The question is natural: why does the OOM killer come so late? In its current iteration, the OOM killer is extremely stupid: it will kill the process only when the attempt to allocate a memory page fails, i.e. if page fault passes with an error. This doesn't happen for long enough because kswapd valiantly frees pages of memory by flushing the page cache (all disk I/O on the system, essentially) back to disk. In more detail, with a description of the steps necessary to eliminate such problems in the kernel, you can read here.

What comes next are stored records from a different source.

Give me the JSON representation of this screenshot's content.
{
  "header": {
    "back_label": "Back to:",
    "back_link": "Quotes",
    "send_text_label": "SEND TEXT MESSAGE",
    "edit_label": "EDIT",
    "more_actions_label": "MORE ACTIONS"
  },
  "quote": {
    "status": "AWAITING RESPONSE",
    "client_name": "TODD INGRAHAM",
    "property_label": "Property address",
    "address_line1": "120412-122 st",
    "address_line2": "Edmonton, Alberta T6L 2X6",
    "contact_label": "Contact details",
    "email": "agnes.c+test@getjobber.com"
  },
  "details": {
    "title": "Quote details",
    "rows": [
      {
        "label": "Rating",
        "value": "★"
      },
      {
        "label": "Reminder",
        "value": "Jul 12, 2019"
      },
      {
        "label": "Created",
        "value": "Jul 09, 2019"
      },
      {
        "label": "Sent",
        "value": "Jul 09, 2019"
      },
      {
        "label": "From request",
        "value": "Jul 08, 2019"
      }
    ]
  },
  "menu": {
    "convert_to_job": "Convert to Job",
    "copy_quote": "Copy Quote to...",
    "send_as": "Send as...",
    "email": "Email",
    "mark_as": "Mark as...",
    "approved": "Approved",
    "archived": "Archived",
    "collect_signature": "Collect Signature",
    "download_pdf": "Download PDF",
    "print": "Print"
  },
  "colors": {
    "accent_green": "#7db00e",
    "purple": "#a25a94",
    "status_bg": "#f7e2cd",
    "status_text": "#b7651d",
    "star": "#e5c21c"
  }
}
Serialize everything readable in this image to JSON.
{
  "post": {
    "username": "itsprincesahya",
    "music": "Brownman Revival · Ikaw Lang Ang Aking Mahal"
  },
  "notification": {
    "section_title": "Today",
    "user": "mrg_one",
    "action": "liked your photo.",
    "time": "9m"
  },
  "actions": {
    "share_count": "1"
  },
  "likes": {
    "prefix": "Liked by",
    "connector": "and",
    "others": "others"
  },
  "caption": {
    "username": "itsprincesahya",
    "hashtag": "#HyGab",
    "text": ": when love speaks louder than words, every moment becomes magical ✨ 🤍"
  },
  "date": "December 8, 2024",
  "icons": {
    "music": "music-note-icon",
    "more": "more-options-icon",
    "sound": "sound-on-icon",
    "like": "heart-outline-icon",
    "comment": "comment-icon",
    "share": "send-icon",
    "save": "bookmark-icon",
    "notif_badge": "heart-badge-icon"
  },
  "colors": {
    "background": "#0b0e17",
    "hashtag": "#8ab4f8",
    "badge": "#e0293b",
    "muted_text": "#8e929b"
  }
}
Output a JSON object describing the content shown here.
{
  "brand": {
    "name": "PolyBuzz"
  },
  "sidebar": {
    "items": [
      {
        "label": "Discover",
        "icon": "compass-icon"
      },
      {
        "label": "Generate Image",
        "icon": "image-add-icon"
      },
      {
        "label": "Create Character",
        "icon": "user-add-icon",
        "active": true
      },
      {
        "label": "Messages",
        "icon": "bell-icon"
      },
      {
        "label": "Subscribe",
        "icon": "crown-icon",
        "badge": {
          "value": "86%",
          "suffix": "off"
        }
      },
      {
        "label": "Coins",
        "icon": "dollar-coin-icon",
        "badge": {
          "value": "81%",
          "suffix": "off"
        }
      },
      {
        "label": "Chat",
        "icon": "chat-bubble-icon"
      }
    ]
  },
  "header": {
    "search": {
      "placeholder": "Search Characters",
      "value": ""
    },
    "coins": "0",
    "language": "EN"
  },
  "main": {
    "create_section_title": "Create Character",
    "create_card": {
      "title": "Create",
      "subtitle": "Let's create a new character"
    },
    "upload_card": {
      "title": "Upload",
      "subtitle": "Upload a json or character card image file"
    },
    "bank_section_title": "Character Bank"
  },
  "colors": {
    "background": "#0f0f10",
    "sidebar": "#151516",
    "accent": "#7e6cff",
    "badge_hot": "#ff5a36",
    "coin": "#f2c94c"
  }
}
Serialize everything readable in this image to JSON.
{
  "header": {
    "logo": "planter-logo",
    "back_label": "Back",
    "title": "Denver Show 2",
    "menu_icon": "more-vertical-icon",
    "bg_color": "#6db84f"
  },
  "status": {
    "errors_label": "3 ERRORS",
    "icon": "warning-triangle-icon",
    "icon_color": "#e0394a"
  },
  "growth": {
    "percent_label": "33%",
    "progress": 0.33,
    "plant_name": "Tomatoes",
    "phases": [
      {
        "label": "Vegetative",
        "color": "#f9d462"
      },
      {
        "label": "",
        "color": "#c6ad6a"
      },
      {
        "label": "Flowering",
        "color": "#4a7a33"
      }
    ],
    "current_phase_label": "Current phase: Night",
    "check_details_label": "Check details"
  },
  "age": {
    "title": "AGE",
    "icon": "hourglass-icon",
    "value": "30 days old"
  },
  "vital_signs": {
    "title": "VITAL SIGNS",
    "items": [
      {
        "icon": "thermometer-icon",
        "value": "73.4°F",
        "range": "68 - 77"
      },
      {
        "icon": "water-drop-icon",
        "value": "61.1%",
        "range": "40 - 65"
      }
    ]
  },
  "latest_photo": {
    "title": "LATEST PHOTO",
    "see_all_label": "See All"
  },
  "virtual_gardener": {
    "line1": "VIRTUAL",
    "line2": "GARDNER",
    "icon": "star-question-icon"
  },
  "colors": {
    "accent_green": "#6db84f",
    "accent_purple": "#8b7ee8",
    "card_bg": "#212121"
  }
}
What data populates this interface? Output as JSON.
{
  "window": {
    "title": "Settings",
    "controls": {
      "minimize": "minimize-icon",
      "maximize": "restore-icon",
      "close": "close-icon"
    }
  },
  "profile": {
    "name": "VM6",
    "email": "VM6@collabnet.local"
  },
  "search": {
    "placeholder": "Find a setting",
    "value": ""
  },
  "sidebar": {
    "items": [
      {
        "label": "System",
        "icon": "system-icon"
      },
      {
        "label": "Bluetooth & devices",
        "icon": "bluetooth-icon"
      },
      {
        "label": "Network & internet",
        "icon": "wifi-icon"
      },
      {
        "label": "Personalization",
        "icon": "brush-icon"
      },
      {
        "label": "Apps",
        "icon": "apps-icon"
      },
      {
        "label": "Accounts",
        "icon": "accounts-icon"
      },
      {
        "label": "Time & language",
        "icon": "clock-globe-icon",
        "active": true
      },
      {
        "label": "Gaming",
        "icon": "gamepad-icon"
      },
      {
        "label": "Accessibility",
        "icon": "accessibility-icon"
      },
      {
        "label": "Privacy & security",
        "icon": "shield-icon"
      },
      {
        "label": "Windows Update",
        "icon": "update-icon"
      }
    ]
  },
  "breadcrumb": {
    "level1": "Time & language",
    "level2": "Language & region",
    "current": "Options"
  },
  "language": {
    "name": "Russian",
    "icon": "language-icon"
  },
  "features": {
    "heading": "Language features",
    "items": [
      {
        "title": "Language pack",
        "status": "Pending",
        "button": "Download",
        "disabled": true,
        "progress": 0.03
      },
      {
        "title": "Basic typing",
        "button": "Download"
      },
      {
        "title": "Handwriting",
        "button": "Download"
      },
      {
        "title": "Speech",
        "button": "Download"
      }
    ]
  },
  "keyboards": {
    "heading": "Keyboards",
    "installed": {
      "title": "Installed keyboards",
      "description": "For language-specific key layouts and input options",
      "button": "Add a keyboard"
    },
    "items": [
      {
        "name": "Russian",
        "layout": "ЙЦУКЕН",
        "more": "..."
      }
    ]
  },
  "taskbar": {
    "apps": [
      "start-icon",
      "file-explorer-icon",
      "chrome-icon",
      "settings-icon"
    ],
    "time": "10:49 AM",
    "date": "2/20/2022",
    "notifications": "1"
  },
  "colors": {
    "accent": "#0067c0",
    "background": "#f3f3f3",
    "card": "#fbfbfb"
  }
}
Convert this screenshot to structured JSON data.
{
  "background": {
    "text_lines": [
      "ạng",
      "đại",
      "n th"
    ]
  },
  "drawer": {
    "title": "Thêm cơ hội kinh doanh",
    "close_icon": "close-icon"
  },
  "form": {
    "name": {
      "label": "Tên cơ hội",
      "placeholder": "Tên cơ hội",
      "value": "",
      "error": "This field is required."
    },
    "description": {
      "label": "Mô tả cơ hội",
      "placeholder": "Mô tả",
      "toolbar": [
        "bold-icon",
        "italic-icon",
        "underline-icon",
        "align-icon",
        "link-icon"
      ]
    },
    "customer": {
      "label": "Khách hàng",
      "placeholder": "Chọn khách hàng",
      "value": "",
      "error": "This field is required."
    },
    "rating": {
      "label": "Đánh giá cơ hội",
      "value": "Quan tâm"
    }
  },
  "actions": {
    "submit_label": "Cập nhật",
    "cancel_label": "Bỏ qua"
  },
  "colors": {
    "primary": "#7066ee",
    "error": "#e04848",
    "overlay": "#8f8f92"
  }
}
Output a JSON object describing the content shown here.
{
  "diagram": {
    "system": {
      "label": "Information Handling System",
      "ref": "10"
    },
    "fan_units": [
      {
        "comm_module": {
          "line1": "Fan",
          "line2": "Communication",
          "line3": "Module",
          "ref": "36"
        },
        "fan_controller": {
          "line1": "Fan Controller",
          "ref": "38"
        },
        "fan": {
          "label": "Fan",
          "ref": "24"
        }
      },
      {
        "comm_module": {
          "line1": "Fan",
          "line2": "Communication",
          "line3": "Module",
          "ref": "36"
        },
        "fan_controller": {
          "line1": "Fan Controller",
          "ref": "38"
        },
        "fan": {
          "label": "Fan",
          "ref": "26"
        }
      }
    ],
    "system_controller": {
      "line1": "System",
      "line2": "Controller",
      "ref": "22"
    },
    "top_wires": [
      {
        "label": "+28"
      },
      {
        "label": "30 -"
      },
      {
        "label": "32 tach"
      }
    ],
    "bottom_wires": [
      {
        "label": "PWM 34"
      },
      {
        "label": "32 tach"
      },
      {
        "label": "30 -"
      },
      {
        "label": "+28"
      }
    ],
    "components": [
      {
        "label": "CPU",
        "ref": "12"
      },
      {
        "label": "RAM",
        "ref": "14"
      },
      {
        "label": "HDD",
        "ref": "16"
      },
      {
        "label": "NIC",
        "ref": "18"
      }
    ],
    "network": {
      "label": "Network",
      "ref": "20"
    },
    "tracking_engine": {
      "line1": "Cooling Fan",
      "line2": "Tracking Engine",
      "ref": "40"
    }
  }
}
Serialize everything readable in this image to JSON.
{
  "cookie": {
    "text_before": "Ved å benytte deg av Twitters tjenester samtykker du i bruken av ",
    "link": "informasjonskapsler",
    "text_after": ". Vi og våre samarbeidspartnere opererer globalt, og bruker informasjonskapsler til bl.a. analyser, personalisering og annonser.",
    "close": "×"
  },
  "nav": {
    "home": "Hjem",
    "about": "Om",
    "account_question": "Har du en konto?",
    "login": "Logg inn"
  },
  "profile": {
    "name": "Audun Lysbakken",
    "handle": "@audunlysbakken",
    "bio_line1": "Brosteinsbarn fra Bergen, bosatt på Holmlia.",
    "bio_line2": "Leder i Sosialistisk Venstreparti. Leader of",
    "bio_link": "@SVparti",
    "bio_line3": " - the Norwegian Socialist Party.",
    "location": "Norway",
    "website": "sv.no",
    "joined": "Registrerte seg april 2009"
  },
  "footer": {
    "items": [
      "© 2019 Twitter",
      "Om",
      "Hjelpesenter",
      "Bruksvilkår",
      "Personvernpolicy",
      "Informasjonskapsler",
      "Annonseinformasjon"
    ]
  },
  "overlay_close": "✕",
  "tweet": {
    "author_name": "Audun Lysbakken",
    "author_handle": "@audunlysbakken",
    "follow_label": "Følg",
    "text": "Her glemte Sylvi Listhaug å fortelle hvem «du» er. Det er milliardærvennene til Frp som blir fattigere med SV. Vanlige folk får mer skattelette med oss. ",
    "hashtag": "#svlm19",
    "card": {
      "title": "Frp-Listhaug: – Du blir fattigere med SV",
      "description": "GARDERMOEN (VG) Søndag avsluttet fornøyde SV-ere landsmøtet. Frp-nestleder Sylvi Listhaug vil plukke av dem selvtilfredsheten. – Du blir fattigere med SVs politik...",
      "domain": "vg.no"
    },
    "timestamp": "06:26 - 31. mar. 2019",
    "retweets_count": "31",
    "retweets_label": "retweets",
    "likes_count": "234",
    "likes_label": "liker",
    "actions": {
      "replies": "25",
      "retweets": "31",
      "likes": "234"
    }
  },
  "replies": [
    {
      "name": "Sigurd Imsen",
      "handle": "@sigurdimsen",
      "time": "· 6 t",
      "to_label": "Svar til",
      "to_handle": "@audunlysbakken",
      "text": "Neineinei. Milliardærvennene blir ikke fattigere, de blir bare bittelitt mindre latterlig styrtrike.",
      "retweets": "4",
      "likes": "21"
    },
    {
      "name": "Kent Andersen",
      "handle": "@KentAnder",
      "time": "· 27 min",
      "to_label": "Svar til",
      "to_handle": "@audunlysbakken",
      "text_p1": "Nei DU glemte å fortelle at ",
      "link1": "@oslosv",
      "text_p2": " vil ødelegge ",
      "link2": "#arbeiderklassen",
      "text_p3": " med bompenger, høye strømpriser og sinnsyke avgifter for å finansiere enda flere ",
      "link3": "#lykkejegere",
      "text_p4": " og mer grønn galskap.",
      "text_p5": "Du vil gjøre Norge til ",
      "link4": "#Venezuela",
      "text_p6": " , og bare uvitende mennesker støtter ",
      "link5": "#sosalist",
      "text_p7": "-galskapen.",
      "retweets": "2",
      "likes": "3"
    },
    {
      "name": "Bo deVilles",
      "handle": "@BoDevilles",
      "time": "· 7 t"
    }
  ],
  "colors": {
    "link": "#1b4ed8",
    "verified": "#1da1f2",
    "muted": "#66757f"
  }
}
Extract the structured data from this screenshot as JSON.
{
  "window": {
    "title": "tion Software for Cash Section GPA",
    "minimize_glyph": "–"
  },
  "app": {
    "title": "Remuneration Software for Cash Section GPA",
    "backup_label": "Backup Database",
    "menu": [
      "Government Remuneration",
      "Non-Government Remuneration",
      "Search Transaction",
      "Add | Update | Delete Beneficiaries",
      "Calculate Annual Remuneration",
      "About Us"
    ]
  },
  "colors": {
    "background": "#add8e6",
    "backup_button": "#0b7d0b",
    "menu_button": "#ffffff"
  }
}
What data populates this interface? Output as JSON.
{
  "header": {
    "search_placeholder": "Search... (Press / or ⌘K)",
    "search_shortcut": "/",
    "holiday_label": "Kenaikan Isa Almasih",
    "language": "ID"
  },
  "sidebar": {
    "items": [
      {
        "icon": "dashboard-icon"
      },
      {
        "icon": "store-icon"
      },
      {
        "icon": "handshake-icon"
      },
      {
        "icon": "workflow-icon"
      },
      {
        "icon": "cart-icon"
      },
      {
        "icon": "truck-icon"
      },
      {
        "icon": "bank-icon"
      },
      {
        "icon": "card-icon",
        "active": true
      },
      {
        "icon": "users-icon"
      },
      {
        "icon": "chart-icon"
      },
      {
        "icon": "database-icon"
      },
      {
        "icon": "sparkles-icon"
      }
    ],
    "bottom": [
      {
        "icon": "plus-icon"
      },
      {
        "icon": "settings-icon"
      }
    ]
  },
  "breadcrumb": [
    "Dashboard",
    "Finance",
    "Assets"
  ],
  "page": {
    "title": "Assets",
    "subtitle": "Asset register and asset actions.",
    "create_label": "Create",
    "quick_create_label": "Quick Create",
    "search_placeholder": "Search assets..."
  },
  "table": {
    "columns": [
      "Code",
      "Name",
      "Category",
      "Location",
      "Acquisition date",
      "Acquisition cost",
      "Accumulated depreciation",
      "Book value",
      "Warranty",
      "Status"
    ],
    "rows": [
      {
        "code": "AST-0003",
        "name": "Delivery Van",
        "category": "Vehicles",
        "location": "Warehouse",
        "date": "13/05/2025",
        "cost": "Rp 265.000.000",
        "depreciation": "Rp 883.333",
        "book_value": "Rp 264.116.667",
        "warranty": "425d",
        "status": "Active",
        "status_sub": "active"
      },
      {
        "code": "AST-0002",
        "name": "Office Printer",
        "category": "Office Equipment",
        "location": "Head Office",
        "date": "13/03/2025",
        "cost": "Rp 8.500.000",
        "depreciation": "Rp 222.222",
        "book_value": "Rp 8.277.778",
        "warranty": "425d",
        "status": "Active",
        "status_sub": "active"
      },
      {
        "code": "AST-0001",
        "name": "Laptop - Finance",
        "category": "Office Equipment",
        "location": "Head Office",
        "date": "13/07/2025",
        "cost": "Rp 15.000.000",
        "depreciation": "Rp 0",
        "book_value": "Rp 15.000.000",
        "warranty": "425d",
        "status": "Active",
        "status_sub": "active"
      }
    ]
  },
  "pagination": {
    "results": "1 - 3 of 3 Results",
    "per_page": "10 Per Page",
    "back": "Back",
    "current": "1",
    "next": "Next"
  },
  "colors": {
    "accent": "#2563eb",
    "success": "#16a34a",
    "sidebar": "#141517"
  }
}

In some clusters that have a really large number of pods running, we started to notice that most of them hang in the state for a very long time. Pending, although the Docker containers themselves are already running on the nodes and you can manually work with them.
With this in describe there is nothing wrong:
Type Reason Age From Message
---- ------ ---- ---- -------
Normal Scheduled 1m default-scheduler Successfully assigned sphinx-0 to ss-dev-kub07
Normal SuccessfulAttachVolume 1m attachdetach-controller AttachVolume.Attach succeeded for volume "pvc-6aaad34f-ad10-11e8-a44c-52540035a73b"
Normal SuccessfulMountVolume 1m kubelet, ss-dev-kub07 MountVolume.SetUp succeeded for volume "sphinx-config"
Normal SuccessfulMountVolume 1m kubelet, ss-dev-kub07 MountVolume.SetUp succeeded for volume "default-token-fzcsf"
Normal SuccessfulMountVolume 49s (x2 over 51s) kubelet, ss-dev-kub07 MountVolume.SetUp succeeded for volume "pvc-6aaad34f-ad10-11e8-a44c-52540035a73b"
Normal Pulled 43s kubelet, ss-dev-kub07 Container image "registry.example.com/infra/sphinx-exporter/sphinx-indexer:v1" already present on machine
Normal Created 43s kubelet, ss-dev-kub07 Created container
Normal Started 43s kubelet, ss-dev-kub07 Started container
Normal Pulled 43s kubelet, ss-dev-kub07 Container image "registry.example.com/infra/sphinx/sphinx:v1" already present on machine
Normal Created 42s kubelet, ss-dev-kub07 Created container
Normal Started 42s kubelet, ss-dev-kub07 Started container
After digging around, we made the assumption that the kubelet simply does not have time to send all the information about the state of the pods, liveness / readiness samples to the API server.
And having studied help, we found the following parameters:
--kube-api-qps - QPS to use while talking with kubernetes apiserver (default 5)
--kube-api-burst - Burst to use while talking with kubernetes apiserver (default 10)
--event-qps - If > 0, limit event creations per second to this value. If 0, unlimited. (default 5)
--event-burst - Maximum size of a bursty event records, temporarily allows event records to burst to this number, while still not exceeding event-qps. Only used if --event-qps > 0 (default 10)
--registry-qps - If > 0, limit registry pull QPS to this value.
--registry-burst - Maximum size of bursty pulls, temporarily allows pulls to burst to this number, while still not exceeding registry-qps. Only used if --registry-qps > 0 (default 10)
As seen, default values ββare quite small, and in 90% they cover all needs ... However, in our case, this was not enough. Therefore, we set the following values:
... and restarted the kubelets, after which we saw the following picture on the graphs for accessing the API server:
... and yes, everything started to fly!
PS
For help in collecting bugs and preparing the article, I express my deep gratitude to the numerous engineers of our company, and in particular to our colleague from our R&D team Andrey Klimentyev (zuzzas).